I mostly agree with your wider points, however couple of nitpicks below.

45mg <45mg.wri...@gmail.com> writes:

> [..]
>
> For those of us without the werewithal to self-host our email on our own
> hardware (which includes me, and I would assume the majority of us,
> despite the overall power-user bent of this community), we have to
> create an account with an email provider, and agree to their Terms of
> Service. Even people who operate their own mail server are probably
> running it on a VPS or something, and I'm pretty sure there are going to
> be ToS involved there as well.

Depends, I host my email at VPSFree.cz, which is (roughly speaking) a
non-profit, where I do not pay a subscription, but a membership fee.
And I get full voting rights, per the applicable Czech laws for this
type of non-profit.  So if I would not like something in our Charter, I
could put forward a motion for the next annual meeting, and get it voted
upon (but sure, the vote might not pass).

I do not have that option on GitHub, Hetzner, or, for that matter,
Codeberg.

> That said, I do somewhat agree with the points you made earlier about
> Codeberg's specific ToS. I doubt Codeberg is going to go evil anytime
> soon, but some of those clauses do seem a bit scary.
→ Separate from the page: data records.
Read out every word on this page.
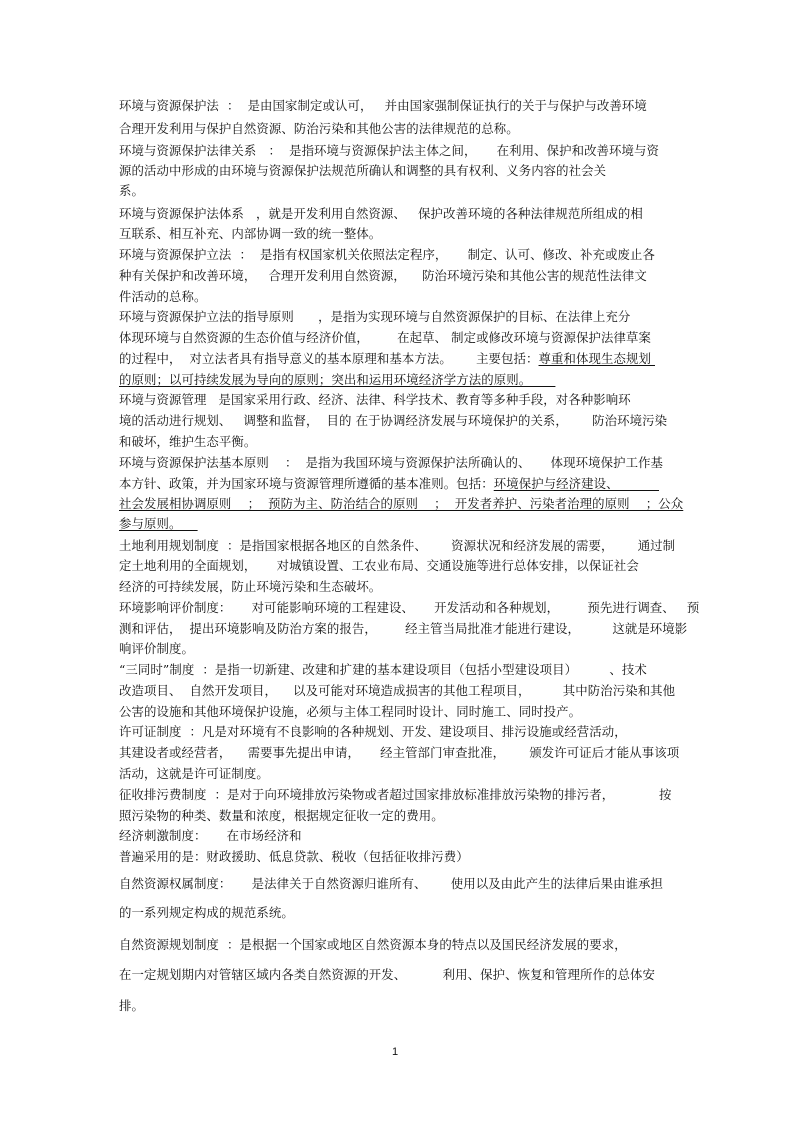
环境与资源保护法  ：  是由国家制定或认可，   并由国家强制保证执行的关于与保护与改善环境
合理开发利用与保护自然资源、防治污染和其他公害的法律规范的总称。
环境与资源保护法律关系   ：  是指环境与资源保护法主体之间，     在利用、保护和改善环境与资
源的活动中形成的由环境与资源保护法规范所确认和调整的具有权利、义务内容的社会关
系。
环境与资源保护法体系   ，就是开发利用自然资源、   保护改善环境的各种法律规范所组成的相
互联系、相互补充、内部协调一致的统一整体。
环境与资源保护立法  ：  是指有权国家机关依照法定程序，     制定、认可、修改、补充或废止各
种有关保护和改善环境，   合理开发利用自然资源，    防治环境污染和其他公害的规范性法律文
件活动的总称。
环境与资源保护立法的指导原则      ，是指为实现环境与自然资源保护的目标、在法律上充分
体现环境与自然资源的生态价值与经济价值，       在起草、 制定或修改环境与资源保护法律草案
的过程中，  对立法者具有指导意义的基本原理和基本方法。      主要包括：尊重和体现生态规划
的原则；以可持续发展为导向的原则；突出和运用环境经济学方法的原则。
环境与资源管理   是国家采用行政、经济、法律、科学技术、教育等多种手段，对各种影响环
境的活动进行规划、   调整和监督，  目的 在于协调经济发展与环境保护的关系，      防治环境污染
和破坏，维护生态平衡。
环境与资源保护法基本原则    ：  是指为我国环境与资源保护法所确认的、     体现环境保护工作基
本方针、政策，并为国家环境与资源管理所遵循的基本准则。包括：环境保护与经济建设、
社会发展相协调原则    ；  预防为主、防治结合的原则    ；  开发者养护、污染者治理的原则    ；公众
参与原则。
土地利用规划制度  ：是指国家根据各地区的自然条件、      资源状况和经济发展的需要，      通过制
定土地利用的全面规划，     对城镇设置、工农业布局、交通设施等进行总体安排，以保证社会
经济的可持续发展，防止环境污染和生态破坏。
环境影响评价制度：     对可能影响环境的工程建设、     开发活动和各种规划，       预先进行调查、   预
测和评估，  提出环境影响及防治方案的报告，       经主管当局批准才能进行建设，        这就是环境影
响评价制度。
“三同时”制度  ：是指一切新建、改建和扩建的基本建设项目（包括小型建设项目）        、技术
改造项目、  自然开发项目，    以及可能对环境造成损害的其他工程项目，        其中防治污染和其他
公害的设施和其他环境保护设施，必须与主体工程同时设计、同时施工、同时投产。
许可证制度  ：凡是对环境有不良影响的各种规划、开发、建设项目、排污设施或经营活动，
其建设者或经营者，    需要事先提出申请，     经主管部门审查批准，      颁发许可证后才能从事该项
活动，这就是许可证制度。
征收排污费制度  ：是对于向环境排放污染物或者超过国家排放标准排放污染物的排污者，	按
照污染物的种类、数量和浓度，根据规定征收一定的费用。
经济刺激制度：     在市场经济和
普遍采用的是：财政援助、低息贷款、税收（包括征收排污费）
自然资源权属制度：     是法律关于自然资源归谁所有、      使用以及由此产生的法律后果由谁承担
的一系列规定构成的规范系统。
自然资源规划制度  ：是根据一个国家或地区自然资源本身的特点以及国民经济发展的要求，
在一定规划期内对管辖区域内各类自然资源的开发、         利用、保护、恢复和管理所作的总体安
排。
1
Then again, we
> already have our infrastructure (repos, mailing lists) run by the FSF
> (Savannah is an FSF project), so we're very much at /their/ mercy right
> now; and I've heard more negative opinions of them than I've ever heard
> about Codeberg.

The difference I see here is that for Savannah only Guix as a project
needs to be aware of the legalese, however for Codeberg every
contributor (even non-committers) has to be (due to need to create an
account).

I also do not expect Codeberg to go evil (at least soon ^_^), but I
would still like to have point-by-point reaction to the concerns I have
raised about their current ToS (they call it Terms of Use (ToU)).  I
believe it is a necessary debate if the Codeberg is the center piece of
this proposal.

Have a nice day,
Tomas

-- 
There are only two hard things in Computer Science:
cache invalidation, naming things and off-by-one errors.